Jiming Jiang, a professor of horticulture, helped identify a resistance gene called RB in 2003. RB comes from a distant potato relative that cannot crossbreed with commercial potatoes, so it must be transferred through genetic engineering. Although this process has produced experimental varieties with strong resistance to blight, “Unfortunately, society does not currently accept genetic engineering for potatoes and most vegetable crops, even though we have it almost 100 per cent in soy and corn,” said Jiang.

He warns that late blight could get bad enough to force another look at genetically modified potatoes. In the meantime, he uses the system “as a model to understand the fundamentals of disease resistance, to understand why a plant that contains a single gene from a wild potato can fend off every strain of the pathogen.”

One resistance gene is not a permanent solution to late blight, cautions Dennis Halterman, a U.S. Department of Agriculture geneticist who works in the Vegetable Crops Research Unit in Madison and collaborates with Gevens and Jiang on late blight research.

“Late blight has been able to overcome a lot of resistance genes. In the 1950s and 1960s, people thought this resistance could solve the problem, but in four or five years, late blight had wiped them out.”
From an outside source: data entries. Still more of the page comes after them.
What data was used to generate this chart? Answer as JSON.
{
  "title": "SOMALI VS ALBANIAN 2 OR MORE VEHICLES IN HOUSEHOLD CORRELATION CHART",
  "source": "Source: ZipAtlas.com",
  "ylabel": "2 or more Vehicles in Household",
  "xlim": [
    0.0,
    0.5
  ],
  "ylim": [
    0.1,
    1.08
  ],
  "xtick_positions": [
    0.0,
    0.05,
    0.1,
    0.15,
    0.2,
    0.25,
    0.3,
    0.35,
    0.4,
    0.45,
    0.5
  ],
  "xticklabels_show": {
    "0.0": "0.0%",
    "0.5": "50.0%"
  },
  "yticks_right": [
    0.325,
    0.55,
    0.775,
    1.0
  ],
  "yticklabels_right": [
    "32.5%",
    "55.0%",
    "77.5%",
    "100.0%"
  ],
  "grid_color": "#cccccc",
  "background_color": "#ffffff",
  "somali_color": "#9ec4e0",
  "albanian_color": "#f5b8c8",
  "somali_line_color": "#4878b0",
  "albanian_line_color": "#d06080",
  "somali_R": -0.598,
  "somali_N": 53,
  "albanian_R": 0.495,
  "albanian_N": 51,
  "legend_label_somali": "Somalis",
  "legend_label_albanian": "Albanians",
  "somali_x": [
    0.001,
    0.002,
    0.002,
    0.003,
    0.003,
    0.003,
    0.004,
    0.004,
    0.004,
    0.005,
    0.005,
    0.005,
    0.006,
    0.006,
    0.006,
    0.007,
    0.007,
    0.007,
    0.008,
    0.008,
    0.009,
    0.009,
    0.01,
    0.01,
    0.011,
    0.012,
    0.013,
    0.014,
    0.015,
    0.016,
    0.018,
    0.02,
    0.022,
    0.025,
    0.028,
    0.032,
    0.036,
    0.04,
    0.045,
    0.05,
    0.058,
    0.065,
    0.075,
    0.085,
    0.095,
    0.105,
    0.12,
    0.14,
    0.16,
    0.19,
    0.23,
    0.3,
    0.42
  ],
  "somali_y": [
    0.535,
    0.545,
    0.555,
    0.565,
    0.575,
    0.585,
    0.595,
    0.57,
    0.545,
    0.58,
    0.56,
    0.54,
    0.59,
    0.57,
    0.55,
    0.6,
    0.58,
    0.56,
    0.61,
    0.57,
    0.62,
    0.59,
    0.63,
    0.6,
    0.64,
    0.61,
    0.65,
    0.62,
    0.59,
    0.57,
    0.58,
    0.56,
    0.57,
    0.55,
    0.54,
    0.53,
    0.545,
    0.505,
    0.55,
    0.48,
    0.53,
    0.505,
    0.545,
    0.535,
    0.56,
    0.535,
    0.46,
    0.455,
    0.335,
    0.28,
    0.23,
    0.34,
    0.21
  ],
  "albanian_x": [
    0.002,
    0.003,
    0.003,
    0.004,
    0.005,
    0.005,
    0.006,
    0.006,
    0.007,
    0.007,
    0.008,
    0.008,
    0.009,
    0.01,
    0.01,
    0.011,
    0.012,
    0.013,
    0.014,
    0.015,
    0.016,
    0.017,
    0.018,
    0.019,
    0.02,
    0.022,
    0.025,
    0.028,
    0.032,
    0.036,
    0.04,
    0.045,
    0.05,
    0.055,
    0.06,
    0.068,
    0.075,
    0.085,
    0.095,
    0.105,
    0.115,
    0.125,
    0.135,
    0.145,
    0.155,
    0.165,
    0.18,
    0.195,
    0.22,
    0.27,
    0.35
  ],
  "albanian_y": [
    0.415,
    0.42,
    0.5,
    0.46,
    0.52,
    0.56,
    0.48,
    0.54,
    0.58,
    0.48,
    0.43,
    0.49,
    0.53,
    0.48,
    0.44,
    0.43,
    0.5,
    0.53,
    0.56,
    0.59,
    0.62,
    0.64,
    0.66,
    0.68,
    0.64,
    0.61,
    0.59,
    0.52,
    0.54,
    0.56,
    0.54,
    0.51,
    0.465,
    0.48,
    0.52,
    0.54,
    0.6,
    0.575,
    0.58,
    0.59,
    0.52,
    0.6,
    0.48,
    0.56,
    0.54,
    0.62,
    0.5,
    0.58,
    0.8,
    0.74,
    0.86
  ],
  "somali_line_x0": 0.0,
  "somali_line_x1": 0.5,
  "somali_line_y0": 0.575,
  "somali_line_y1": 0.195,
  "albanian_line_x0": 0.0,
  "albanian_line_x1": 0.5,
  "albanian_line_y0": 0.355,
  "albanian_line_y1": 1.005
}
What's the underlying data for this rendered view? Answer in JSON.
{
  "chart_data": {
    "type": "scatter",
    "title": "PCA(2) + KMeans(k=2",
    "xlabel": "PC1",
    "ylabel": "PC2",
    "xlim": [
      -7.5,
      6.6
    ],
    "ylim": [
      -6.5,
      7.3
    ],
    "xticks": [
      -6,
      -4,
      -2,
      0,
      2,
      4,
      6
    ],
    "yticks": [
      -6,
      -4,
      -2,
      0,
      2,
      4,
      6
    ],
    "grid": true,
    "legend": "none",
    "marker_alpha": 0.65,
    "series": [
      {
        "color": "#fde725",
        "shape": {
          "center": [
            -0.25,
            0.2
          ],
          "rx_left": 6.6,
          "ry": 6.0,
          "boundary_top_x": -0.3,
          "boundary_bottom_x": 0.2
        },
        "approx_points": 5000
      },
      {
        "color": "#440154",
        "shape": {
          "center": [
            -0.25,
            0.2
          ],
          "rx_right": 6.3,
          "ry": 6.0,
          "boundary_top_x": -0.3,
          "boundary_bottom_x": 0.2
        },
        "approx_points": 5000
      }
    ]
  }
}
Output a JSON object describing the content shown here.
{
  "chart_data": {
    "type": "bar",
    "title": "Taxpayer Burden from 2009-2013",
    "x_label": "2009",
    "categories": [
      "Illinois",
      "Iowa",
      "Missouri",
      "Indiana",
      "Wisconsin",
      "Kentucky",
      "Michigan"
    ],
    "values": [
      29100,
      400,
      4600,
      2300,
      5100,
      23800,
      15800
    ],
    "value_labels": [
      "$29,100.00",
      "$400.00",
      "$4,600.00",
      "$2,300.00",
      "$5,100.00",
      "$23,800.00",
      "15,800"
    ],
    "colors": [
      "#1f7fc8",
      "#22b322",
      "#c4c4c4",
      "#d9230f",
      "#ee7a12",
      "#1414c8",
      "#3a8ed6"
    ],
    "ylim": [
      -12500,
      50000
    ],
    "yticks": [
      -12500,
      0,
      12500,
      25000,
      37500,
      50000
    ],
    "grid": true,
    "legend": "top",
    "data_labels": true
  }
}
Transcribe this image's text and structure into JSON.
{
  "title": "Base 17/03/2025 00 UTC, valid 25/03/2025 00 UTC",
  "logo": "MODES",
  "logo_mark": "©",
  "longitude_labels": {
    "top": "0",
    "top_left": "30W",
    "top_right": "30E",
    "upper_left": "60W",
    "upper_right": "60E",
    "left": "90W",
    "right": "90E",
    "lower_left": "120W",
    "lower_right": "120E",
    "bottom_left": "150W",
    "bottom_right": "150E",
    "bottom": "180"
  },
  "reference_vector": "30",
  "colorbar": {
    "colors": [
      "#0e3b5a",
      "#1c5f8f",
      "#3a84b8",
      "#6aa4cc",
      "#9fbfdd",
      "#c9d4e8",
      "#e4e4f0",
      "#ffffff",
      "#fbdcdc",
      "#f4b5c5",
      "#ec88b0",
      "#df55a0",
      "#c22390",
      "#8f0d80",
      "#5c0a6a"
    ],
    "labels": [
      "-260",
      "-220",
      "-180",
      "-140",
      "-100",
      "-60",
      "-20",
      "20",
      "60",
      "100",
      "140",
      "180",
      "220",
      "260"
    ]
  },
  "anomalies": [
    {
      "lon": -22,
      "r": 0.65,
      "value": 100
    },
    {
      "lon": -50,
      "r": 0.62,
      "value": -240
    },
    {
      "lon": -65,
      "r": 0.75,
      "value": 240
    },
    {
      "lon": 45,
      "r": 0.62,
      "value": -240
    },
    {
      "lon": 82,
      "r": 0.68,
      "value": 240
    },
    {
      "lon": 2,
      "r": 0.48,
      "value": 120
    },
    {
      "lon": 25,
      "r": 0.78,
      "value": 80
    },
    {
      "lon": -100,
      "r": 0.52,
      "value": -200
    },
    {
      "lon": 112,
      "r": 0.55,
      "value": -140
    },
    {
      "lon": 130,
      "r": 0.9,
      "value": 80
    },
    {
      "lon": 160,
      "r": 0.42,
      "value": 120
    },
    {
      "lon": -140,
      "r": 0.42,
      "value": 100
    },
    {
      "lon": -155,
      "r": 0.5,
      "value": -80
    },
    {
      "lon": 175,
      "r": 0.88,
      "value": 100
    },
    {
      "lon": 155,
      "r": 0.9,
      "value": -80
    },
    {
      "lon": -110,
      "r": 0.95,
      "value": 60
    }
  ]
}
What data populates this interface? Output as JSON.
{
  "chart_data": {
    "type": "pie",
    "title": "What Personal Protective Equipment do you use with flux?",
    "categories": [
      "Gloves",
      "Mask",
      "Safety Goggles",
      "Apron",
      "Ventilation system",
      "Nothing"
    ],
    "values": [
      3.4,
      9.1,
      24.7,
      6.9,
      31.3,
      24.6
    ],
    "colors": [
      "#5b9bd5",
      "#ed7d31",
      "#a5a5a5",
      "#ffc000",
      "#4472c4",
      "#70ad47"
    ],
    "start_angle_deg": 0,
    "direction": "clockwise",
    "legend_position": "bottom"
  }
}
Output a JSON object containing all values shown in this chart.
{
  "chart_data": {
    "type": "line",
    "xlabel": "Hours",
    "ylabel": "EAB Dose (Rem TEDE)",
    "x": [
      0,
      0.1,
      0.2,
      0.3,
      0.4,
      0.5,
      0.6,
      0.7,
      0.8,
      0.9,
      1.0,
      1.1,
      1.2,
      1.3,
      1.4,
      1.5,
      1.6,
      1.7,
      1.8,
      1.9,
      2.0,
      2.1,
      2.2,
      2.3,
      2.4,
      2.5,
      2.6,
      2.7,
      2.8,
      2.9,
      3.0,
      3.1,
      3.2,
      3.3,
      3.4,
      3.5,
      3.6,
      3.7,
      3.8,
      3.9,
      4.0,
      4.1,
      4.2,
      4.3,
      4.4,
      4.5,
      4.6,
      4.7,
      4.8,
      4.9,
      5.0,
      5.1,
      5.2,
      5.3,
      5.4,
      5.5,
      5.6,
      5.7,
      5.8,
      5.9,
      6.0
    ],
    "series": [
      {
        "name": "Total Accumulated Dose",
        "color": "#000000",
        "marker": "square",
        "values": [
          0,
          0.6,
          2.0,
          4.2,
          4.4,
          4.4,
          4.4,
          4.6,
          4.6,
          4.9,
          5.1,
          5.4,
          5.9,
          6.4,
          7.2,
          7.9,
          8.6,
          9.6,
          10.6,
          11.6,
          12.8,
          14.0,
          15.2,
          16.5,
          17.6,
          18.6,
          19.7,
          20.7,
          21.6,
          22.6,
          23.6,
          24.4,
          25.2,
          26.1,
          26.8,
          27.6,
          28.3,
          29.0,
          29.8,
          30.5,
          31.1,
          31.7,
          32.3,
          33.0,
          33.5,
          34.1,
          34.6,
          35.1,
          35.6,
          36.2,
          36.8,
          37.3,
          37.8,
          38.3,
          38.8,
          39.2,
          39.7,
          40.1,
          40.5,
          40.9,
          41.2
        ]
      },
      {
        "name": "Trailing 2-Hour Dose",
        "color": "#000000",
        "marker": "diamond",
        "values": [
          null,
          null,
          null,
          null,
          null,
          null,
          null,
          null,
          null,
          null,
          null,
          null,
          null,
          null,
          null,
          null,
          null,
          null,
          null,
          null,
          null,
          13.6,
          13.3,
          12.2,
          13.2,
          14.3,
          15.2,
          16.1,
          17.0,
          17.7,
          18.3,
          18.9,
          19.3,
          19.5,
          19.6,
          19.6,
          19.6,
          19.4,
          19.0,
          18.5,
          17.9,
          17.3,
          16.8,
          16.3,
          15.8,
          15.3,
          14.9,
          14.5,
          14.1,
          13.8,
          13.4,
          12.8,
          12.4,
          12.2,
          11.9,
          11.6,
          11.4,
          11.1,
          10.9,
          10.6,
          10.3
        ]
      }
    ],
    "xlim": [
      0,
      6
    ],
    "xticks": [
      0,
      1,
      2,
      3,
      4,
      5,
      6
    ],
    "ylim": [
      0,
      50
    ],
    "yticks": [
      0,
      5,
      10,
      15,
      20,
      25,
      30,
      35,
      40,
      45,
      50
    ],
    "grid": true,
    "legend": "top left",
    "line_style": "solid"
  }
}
“We know strains of Phytophthora in Central America and Mexico can overcome RB already,” says Halterman.

Halterman is looking at a molecule called IPI-O in Phytophthora that can turn off RB, and seems to be ubiquitous in late blight.

“We believe Phytophthora needs IPI-O to cause disease” Halterman says. ”If we can target that molecule, we think that would lead to broad spectrum resistance.”

Growers continue to battle late blight through use of varietal tolerance when available and appropriately timed and selected fungicides. However, Phytophthora continues to evolve to survive new threats. The UW potato scientists warn about the future for potatoes.

“Genetic engineering provides the best hope for long-term late blight resistance,” says Halterman.